La CIJ, l’organe judiciaire principal de l’Organisation des Nations unies, a été saisie de la question de l’excision de l’archipel des Chagos par son Assemblée générale. Pas directement par Maurice. Le pays a sollicité et obtenu que l’Assemblée générale demande un avis à la CIJ.

Seuls des organes de l’ONU peuvent solliciter un avis consultatif de la CIJ pour interpréter des dispositions de la Charte. Pour fonder son avis, la CIJ va devoir s’appuyer sur la Charte elle-même – la Déclaration sur l’octroi de l’indépendance aux pays et peuples colonisés – et sur les Résolutions votées par l’Assemblée générale, encore que la question de savoir si les Résolutions font juridiquement partie de la Charte fait toujours débat.

Il est plus que probable que les débats se focaliseront sur la Résolution 1514 (XIV) de 1960. C’est celle qui déclare : «Toute tentative visant à détruire partiellement ou totalement l’unité nationale et l’intégrité territoriale d’un pays est incompatible avec les buts et les principes de la Charte des Nations unies.» C’est le point fort du dossier mauricien.

Il l’est d’autant plus que la Grande-Bretagne a déjà été condamnée par l’Assemblée générale pour avoir violé cette Résolution. Le 16 décembre 1965, la Résolution 2066 (XX), qui rappelle la Résolution 1514, déclare que «toute mesure prise par la puissance administrante (GB) pour détacher certaines îles du territoire de Maurice afin d’y établir une base militaire constituerait une violation de ladite Résolution». Elle demande à la Grande-Bretagne de «ne prendre aucune mesure qui démembrait le territoire de Maurice et porterait atteinte à son intégrité territoriale».
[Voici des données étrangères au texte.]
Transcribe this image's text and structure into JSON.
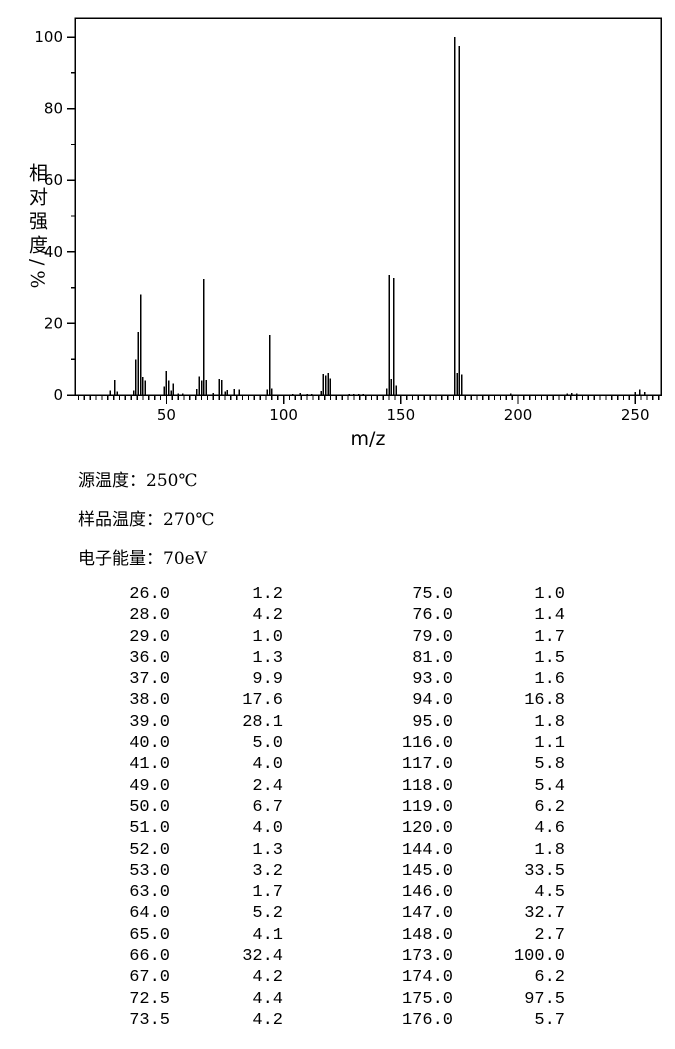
{
  "conditions": [
    {
      "label": "源温度：",
      "value": "250℃"
    },
    {
      "label": "样品温度：",
      "value": "270℃"
    },
    {
      "label": "电子能量：",
      "value": "70eV"
    }
  ],
  "peak_table": {
    "rows_left": [
      [
        "26.0",
        "1.2"
      ],
      [
        "28.0",
        "4.2"
      ],
      [
        "29.0",
        "1.0"
      ],
      [
        "36.0",
        "1.3"
      ],
      [
        "37.0",
        "9.9"
      ],
      [
        "38.0",
        "17.6"
      ],
      [
        "39.0",
        "28.1"
      ],
      [
        "40.0",
        "5.0"
      ],
      [
        "41.0",
        "4.0"
      ],
      [
        "49.0",
        "2.4"
      ],
      [
        "50.0",
        "6.7"
      ],
      [
        "51.0",
        "4.0"
      ],
      [
        "52.0",
        "1.3"
      ],
      [
        "53.0",
        "3.2"
      ],
      [
        "63.0",
        "1.7"
      ],
      [
        "64.0",
        "5.2"
      ],
      [
        "65.0",
        "4.1"
      ],
      [
        "66.0",
        "32.4"
      ],
      [
        "67.0",
        "4.2"
      ],
      [
        "72.5",
        "4.4"
      ],
      [
        "73.5",
        "4.2"
      ]
    ],
    "rows_right": [
      [
        "75.0",
        "1.0"
      ],
      [
        "76.0",
        "1.4"
      ],
      [
        "79.0",
        "1.7"
      ],
      [
        "81.0",
        "1.5"
      ],
      [
        "93.0",
        "1.6"
      ],
      [
        "94.0",
        "16.8"
      ],
      [
        "95.0",
        "1.8"
      ],
      [
        "116.0",
        "1.1"
      ],
      [
        "117.0",
        "5.8"
      ],
      [
        "118.0",
        "5.4"
      ],
      [
        "119.0",
        "6.2"
      ],
      [
        "120.0",
        "4.6"
      ],
      [
        "144.0",
        "1.8"
      ],
      [
        "145.0",
        "33.5"
      ],
      [
        "146.0",
        "4.5"
      ],
      [
        "147.0",
        "32.7"
      ],
      [
        "148.0",
        "2.7"
      ],
      [
        "173.0",
        "100.0"
      ],
      [
        "174.0",
        "6.2"
      ],
      [
        "175.0",
        "97.5"
      ],
      [
        "176.0",
        "5.7"
      ]
    ]
  },
  "chart_data": {
    "type": "bar",
    "subtype": "mass-spectrum",
    "title": "",
    "xlabel": "m/z",
    "ylabel": "相对强度/%",
    "xlim": [
      11,
      261
    ],
    "ylim": [
      0,
      105
    ],
    "x_major_ticks": [
      50,
      100,
      150,
      200,
      250
    ],
    "x_minor_step": 2.5,
    "y_major_ticks": [
      0,
      20,
      40,
      60,
      80,
      100
    ],
    "y_minor_step": 10,
    "grid": false,
    "legend": null,
    "peaks": [
      [
        26.0,
        1.2
      ],
      [
        28.0,
        4.2
      ],
      [
        29.0,
        1.0
      ],
      [
        36.0,
        1.3
      ],
      [
        37.0,
        9.9
      ],
      [
        38.0,
        17.6
      ],
      [
        39.0,
        28.1
      ],
      [
        40.0,
        5.0
      ],
      [
        41.0,
        4.0
      ],
      [
        49.0,
        2.4
      ],
      [
        50.0,
        6.7
      ],
      [
        51.0,
        4.0
      ],
      [
        52.0,
        1.3
      ],
      [
        53.0,
        3.2
      ],
      [
        63.0,
        1.7
      ],
      [
        64.0,
        5.2
      ],
      [
        65.0,
        4.1
      ],
      [
        66.0,
        32.4
      ],
      [
        67.0,
        4.2
      ],
      [
        72.5,
        4.4
      ],
      [
        73.5,
        4.2
      ],
      [
        75.0,
        1.0
      ],
      [
        76.0,
        1.4
      ],
      [
        79.0,
        1.7
      ],
      [
        81.0,
        1.5
      ],
      [
        93.0,
        1.6
      ],
      [
        94.0,
        16.8
      ],
      [
        95.0,
        1.8
      ],
      [
        116.0,
        1.1
      ],
      [
        117.0,
        5.8
      ],
      [
        118.0,
        5.4
      ],
      [
        119.0,
        6.2
      ],
      [
        120.0,
        4.6
      ],
      [
        144.0,
        1.8
      ],
      [
        145.0,
        33.5
      ],
      [
        146.0,
        4.5
      ],
      [
        147.0,
        32.7
      ],
      [
        148.0,
        2.7
      ],
      [
        173.0,
        100.0
      ],
      [
        174.0,
        6.2
      ],
      [
        175.0,
        97.5
      ],
      [
        176.0,
        5.7
      ]
    ],
    "trace_peaks": [
      [
        55,
        0.4
      ],
      [
        57,
        0.4
      ],
      [
        70,
        0.5
      ],
      [
        104,
        0.3
      ],
      [
        107,
        0.5
      ],
      [
        110,
        0.3
      ],
      [
        112,
        0.3
      ],
      [
        128,
        0.3
      ],
      [
        130,
        0.3
      ],
      [
        132,
        0.3
      ],
      [
        134,
        0.3
      ],
      [
        197,
        0.4
      ],
      [
        221,
        0.4
      ],
      [
        223,
        0.5
      ],
      [
        225,
        0.4
      ],
      [
        250,
        0.8
      ],
      [
        252,
        1.5
      ],
      [
        254,
        0.8
      ]
    ],
    "line_color": "#000000",
    "background_color": "#ffffff"
  }
}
Il est difficile d’imaginer, dans ce contexte, comment l’avis de la CIJ pourrait se démarquer de ces Résolutions de l’Assemblée générale, inspirées par la Charte. Pour sa défense, la Grande-Bretagne fera sans doute valoir qu’elle n’a pas voté en faveur de cette Résolution 1514, même si elle ne conteste pas que pour beaucoup de pays membres, la Résolution fait désormais partie de la doctrine des Nations unies.

Accord indispensable

Il est probable que la défense de la Grande-Bretagne sera plus politique, même si elle ne sera pas dénuée de portée juridique. Elle pourrait tenter de démontrer que l’excision s’est faite avec l’assentiment des autorités politiques mauriciennes.
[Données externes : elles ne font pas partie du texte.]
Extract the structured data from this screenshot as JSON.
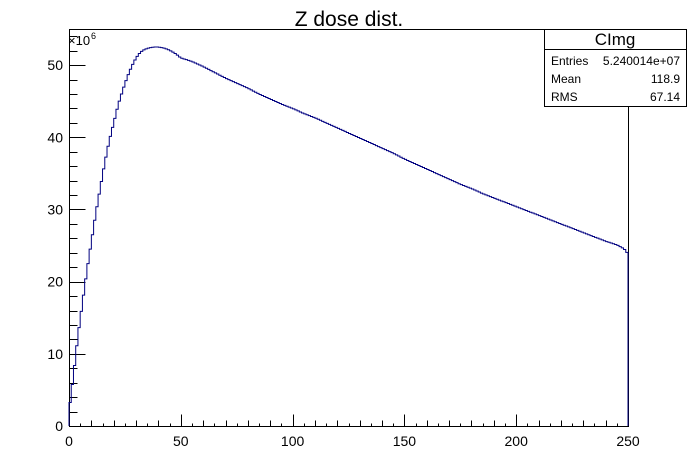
{
  "chart_data": {
    "type": "line",
    "title": "Z dose dist.",
    "xlabel": "",
    "ylabel": "",
    "xlim": [
      0,
      250
    ],
    "ylim": [
      0,
      55
    ],
    "y_multiplier_label": "×10",
    "y_multiplier_exponent": "6",
    "x_ticks": [
      0,
      50,
      100,
      150,
      200,
      250
    ],
    "y_ticks": [
      0,
      10,
      20,
      30,
      40,
      50
    ],
    "grid": false,
    "legend": "none",
    "line_color": "#000080",
    "series": [
      {
        "x": [
          0,
          2,
          4,
          6,
          8,
          10,
          12,
          14,
          16,
          18,
          20,
          22,
          24,
          26,
          28,
          30,
          32,
          34,
          36,
          38,
          40,
          42,
          44,
          46,
          48,
          50,
          55,
          60,
          65,
          70,
          75,
          80,
          85,
          90,
          95,
          100,
          105,
          110,
          115,
          120,
          125,
          130,
          135,
          140,
          145,
          150,
          155,
          160,
          165,
          170,
          175,
          180,
          185,
          190,
          195,
          200,
          205,
          210,
          215,
          220,
          225,
          230,
          235,
          240,
          245,
          248,
          249,
          250
        ],
        "values": [
          2.0,
          7.0,
          12.5,
          17.0,
          21.5,
          25.5,
          29.5,
          33.0,
          36.5,
          39.5,
          42.0,
          44.5,
          46.5,
          48.3,
          49.8,
          51.0,
          51.8,
          52.2,
          52.4,
          52.5,
          52.5,
          52.4,
          52.2,
          51.9,
          51.5,
          51.0,
          50.5,
          49.8,
          49.0,
          48.2,
          47.5,
          46.8,
          46.0,
          45.3,
          44.6,
          44.0,
          43.3,
          42.7,
          42.0,
          41.3,
          40.6,
          39.9,
          39.2,
          38.5,
          37.8,
          37.0,
          36.3,
          35.6,
          34.9,
          34.2,
          33.5,
          32.9,
          32.2,
          31.6,
          31.0,
          30.4,
          29.8,
          29.2,
          28.6,
          28.0,
          27.4,
          26.8,
          26.2,
          25.6,
          25.1,
          24.6,
          24.3,
          23.8
        ]
      }
    ]
  },
  "stats_box": {
    "name": "CImg",
    "rows": [
      {
        "label": "Entries",
        "value": "5.240014e+07"
      },
      {
        "label": "Mean",
        "value": "118.9"
      },
      {
        "label": "RMS",
        "value": "67.14"
      }
    ]
  }
}
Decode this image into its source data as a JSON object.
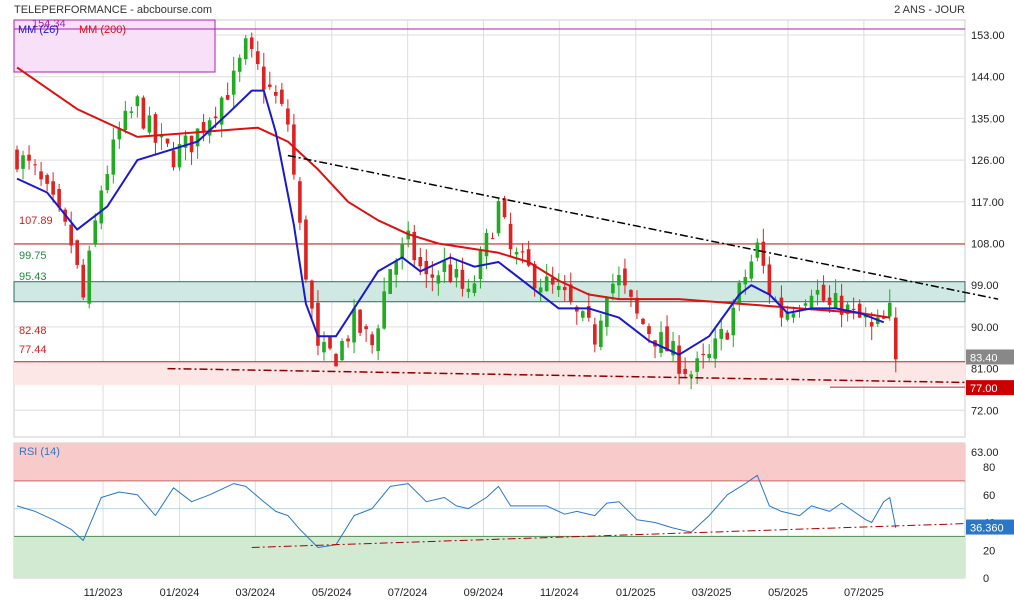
{
  "header": {
    "left_title": "TELEPERFORMANCE - abcbourse.com",
    "right_title": "2 ANS - JOUR"
  },
  "legend": {
    "mm26_label": "MM (26)",
    "mm200_label": "MM (200)",
    "rsi_label": "RSI (14)"
  },
  "colors": {
    "up": "#22aa22",
    "down": "#dd2222",
    "mm26": "#1a1acc",
    "mm200": "#dd1111",
    "grid": "#dddddd",
    "zone_green": "#cfe9e2",
    "zone_pink": "#fde6e6",
    "rsi_high": "#f9caca",
    "rsi_low": "#d2e9d2",
    "last_price_bg": "#888888",
    "target_bg": "#cc0000",
    "rsi_value_bg": "#2a77c9"
  },
  "chart_data": [
    {
      "type": "candlestick",
      "title": "TELEPERFORMANCE",
      "y_axis_side": "right",
      "ylim": [
        57,
        155
      ],
      "y_ticks": [
        63,
        72,
        81,
        90,
        99,
        108,
        117,
        126,
        135,
        144,
        153
      ],
      "y_tick_labels": [
        "63.00",
        "72.00",
        "81.00",
        "90.00",
        "99.00",
        "108.00",
        "117.00",
        "126.00",
        "135.00",
        "144.00",
        "153.00"
      ],
      "x_labels": [
        "11/2023",
        "01/2024",
        "03/2024",
        "05/2024",
        "07/2024",
        "09/2024",
        "11/2024",
        "01/2025",
        "03/2025",
        "05/2025",
        "07/2025"
      ],
      "last_price": 83.4,
      "last_price_label": "83.40",
      "target_price": 77.0,
      "target_label": "77.00",
      "horizontal_levels": [
        {
          "value": 107.89,
          "label": "107.89"
        },
        {
          "value": 99.75,
          "label": "99.75"
        },
        {
          "value": 95.43,
          "label": "95.43"
        },
        {
          "value": 82.48,
          "label": "82.48"
        },
        {
          "value": 77.44,
          "label": "77.44"
        }
      ],
      "box_level_label": "154.34",
      "price_path": [
        [
          0,
          127
        ],
        [
          3,
          123
        ],
        [
          6,
          116
        ],
        [
          9,
          108
        ],
        [
          11,
          96
        ],
        [
          14,
          120
        ],
        [
          17,
          132
        ],
        [
          20,
          138
        ],
        [
          23,
          130
        ],
        [
          26,
          127
        ],
        [
          29,
          130
        ],
        [
          32,
          136
        ],
        [
          36,
          143
        ],
        [
          38,
          150
        ],
        [
          41,
          143
        ],
        [
          43,
          139
        ],
        [
          45,
          134
        ],
        [
          47,
          111
        ],
        [
          50,
          84
        ],
        [
          53,
          84
        ],
        [
          56,
          91
        ],
        [
          59,
          86
        ],
        [
          62,
          103
        ],
        [
          65,
          108
        ],
        [
          68,
          100
        ],
        [
          71,
          103
        ],
        [
          73,
          100
        ],
        [
          75,
          96
        ],
        [
          78,
          108
        ],
        [
          80,
          116
        ],
        [
          82,
          106
        ],
        [
          85,
          102
        ],
        [
          88,
          99
        ],
        [
          91,
          96
        ],
        [
          93,
          92
        ],
        [
          96,
          88
        ],
        [
          98,
          99
        ],
        [
          100,
          100
        ],
        [
          103,
          92
        ],
        [
          106,
          88
        ],
        [
          109,
          84
        ],
        [
          112,
          80
        ],
        [
          115,
          83
        ],
        [
          118,
          90
        ],
        [
          121,
          101
        ],
        [
          123,
          107
        ],
        [
          125,
          98
        ],
        [
          127,
          93
        ],
        [
          130,
          96
        ],
        [
          132,
          99
        ],
        [
          135,
          94
        ],
        [
          137,
          95
        ],
        [
          139,
          92
        ],
        [
          141,
          91
        ],
        [
          142,
          89
        ],
        [
          144,
          91
        ],
        [
          145,
          93
        ],
        [
          146,
          83
        ]
      ],
      "series": [
        {
          "name": "MM (26)",
          "values": [
            [
              0,
              122
            ],
            [
              5,
              119
            ],
            [
              10,
              111
            ],
            [
              15,
              116
            ],
            [
              20,
              126
            ],
            [
              25,
              128
            ],
            [
              30,
              130
            ],
            [
              35,
              136
            ],
            [
              39,
              141
            ],
            [
              41,
              141
            ],
            [
              43,
              132
            ],
            [
              46,
              112
            ],
            [
              48,
              95
            ],
            [
              50,
              88
            ],
            [
              53,
              88
            ],
            [
              56,
              94
            ],
            [
              60,
              102
            ],
            [
              64,
              105
            ],
            [
              67,
              102
            ],
            [
              72,
              105
            ],
            [
              76,
              103
            ],
            [
              80,
              104
            ],
            [
              85,
              99
            ],
            [
              90,
              94
            ],
            [
              95,
              94
            ],
            [
              100,
              92
            ],
            [
              105,
              87
            ],
            [
              110,
              84
            ],
            [
              115,
              88
            ],
            [
              120,
              97
            ],
            [
              122,
              99
            ],
            [
              125,
              97
            ],
            [
              128,
              93
            ],
            [
              132,
              94
            ],
            [
              136,
              94
            ],
            [
              140,
              93
            ],
            [
              144,
              91
            ]
          ]
        },
        {
          "name": "MM (200)",
          "values": [
            [
              0,
              146
            ],
            [
              10,
              137
            ],
            [
              20,
              131
            ],
            [
              30,
              132
            ],
            [
              40,
              133
            ],
            [
              45,
              130
            ],
            [
              50,
              124
            ],
            [
              55,
              117
            ],
            [
              60,
              113
            ],
            [
              65,
              110
            ],
            [
              70,
              108
            ],
            [
              80,
              106
            ],
            [
              85,
              104
            ],
            [
              90,
              100
            ],
            [
              95,
              97
            ],
            [
              100,
              96
            ],
            [
              110,
              96
            ],
            [
              120,
              95
            ],
            [
              130,
              94
            ],
            [
              140,
              93
            ],
            [
              145,
              92
            ]
          ]
        }
      ],
      "trendlines": [
        {
          "style": "dash-dot",
          "color": "#000000",
          "from": [
            45,
            127
          ],
          "to": [
            163,
            96
          ]
        },
        {
          "style": "dash-dot",
          "color": "#880000",
          "from": [
            25,
            81
          ],
          "to": [
            158,
            78
          ]
        }
      ]
    },
    {
      "type": "line",
      "title": "RSI (14)",
      "ylim": [
        0,
        100
      ],
      "y_ticks": [
        0,
        20,
        40,
        60,
        80
      ],
      "y_tick_labels": [
        "0",
        "20",
        "40",
        "60",
        "80"
      ],
      "overbought": 70,
      "oversold": 30,
      "last_value": 36.36,
      "last_value_label": "36.360",
      "series": [
        {
          "name": "RSI (14)",
          "values": [
            [
              0,
              52
            ],
            [
              3,
              48
            ],
            [
              6,
              42
            ],
            [
              9,
              35
            ],
            [
              11,
              27
            ],
            [
              14,
              58
            ],
            [
              17,
              62
            ],
            [
              20,
              60
            ],
            [
              23,
              45
            ],
            [
              26,
              65
            ],
            [
              29,
              55
            ],
            [
              32,
              60
            ],
            [
              36,
              68
            ],
            [
              38,
              66
            ],
            [
              41,
              55
            ],
            [
              43,
              48
            ],
            [
              45,
              45
            ],
            [
              47,
              35
            ],
            [
              50,
              22
            ],
            [
              53,
              24
            ],
            [
              56,
              45
            ],
            [
              59,
              50
            ],
            [
              62,
              66
            ],
            [
              65,
              68
            ],
            [
              68,
              55
            ],
            [
              71,
              58
            ],
            [
              73,
              52
            ],
            [
              75,
              50
            ],
            [
              78,
              58
            ],
            [
              80,
              66
            ],
            [
              82,
              52
            ],
            [
              85,
              52
            ],
            [
              88,
              52
            ],
            [
              91,
              46
            ],
            [
              93,
              48
            ],
            [
              96,
              45
            ],
            [
              98,
              54
            ],
            [
              100,
              55
            ],
            [
              103,
              42
            ],
            [
              106,
              40
            ],
            [
              109,
              36
            ],
            [
              112,
              33
            ],
            [
              115,
              45
            ],
            [
              118,
              60
            ],
            [
              121,
              68
            ],
            [
              123,
              74
            ],
            [
              125,
              52
            ],
            [
              127,
              48
            ],
            [
              130,
              45
            ],
            [
              132,
              52
            ],
            [
              135,
              48
            ],
            [
              137,
              54
            ],
            [
              139,
              48
            ],
            [
              141,
              42
            ],
            [
              142,
              40
            ],
            [
              144,
              55
            ],
            [
              145,
              58
            ],
            [
              146,
              36
            ]
          ]
        }
      ],
      "trendlines": [
        {
          "style": "dash-dot",
          "color": "#aa0000",
          "from": [
            39,
            22
          ],
          "to": [
            163,
            40
          ]
        }
      ]
    }
  ]
}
Au moment des tractations pour l’excision, les juristes britanniques avaient lourdement souligné à leur hiérarchie que l’assentiment du Conseil des ministres de Maurice était «fondamental pour la constitutionnalité de l’excision» parce que les îles de l’archipel font légalement partie du territoire de la colonie. Les négociateurs britanniques avaient mis beaucoup d’efforts, de toute nature, pour obtenir cet indispensable accord.
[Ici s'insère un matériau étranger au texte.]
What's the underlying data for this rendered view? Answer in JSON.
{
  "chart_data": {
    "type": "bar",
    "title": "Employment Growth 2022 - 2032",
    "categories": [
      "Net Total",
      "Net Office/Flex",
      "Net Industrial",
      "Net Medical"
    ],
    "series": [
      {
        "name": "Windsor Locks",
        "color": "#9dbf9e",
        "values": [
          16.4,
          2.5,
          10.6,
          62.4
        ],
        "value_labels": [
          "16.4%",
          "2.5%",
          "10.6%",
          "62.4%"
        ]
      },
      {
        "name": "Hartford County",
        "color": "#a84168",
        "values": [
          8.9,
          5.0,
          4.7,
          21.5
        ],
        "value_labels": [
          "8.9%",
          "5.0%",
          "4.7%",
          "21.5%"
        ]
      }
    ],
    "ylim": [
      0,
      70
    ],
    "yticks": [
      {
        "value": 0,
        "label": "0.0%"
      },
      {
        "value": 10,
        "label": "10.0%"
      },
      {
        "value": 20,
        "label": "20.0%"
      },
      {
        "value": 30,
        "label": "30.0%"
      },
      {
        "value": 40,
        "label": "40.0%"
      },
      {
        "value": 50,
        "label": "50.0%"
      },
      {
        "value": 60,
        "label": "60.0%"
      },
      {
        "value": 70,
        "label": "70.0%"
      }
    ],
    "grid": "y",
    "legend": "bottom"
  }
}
C’est d’ailleurs dans ce but que la Grande-Bretagne a proposé une «indemnité», qu’elle a qualifiée de «généreuse», et qui a été âprement négociée. Il existe de nombreuses déclarations des dirigeants politiques mauriciens de l’époque, faites à l’Assemblée législative et ailleurs, qui confirment que cet accord a été donné. C’est la principale ligne de défense de la Grande-Bretagne. Elle n’a pas cessé de répéter que l’excision s’est faite avec l’accord du gouvernement de Maurice.

Il est vrai que Maurice est alors une colonie, mais en droit public international, le pays était autorisé à refuser de donner son accord. Il semblerait que les négociateurs mauriciens ne le savaient pas.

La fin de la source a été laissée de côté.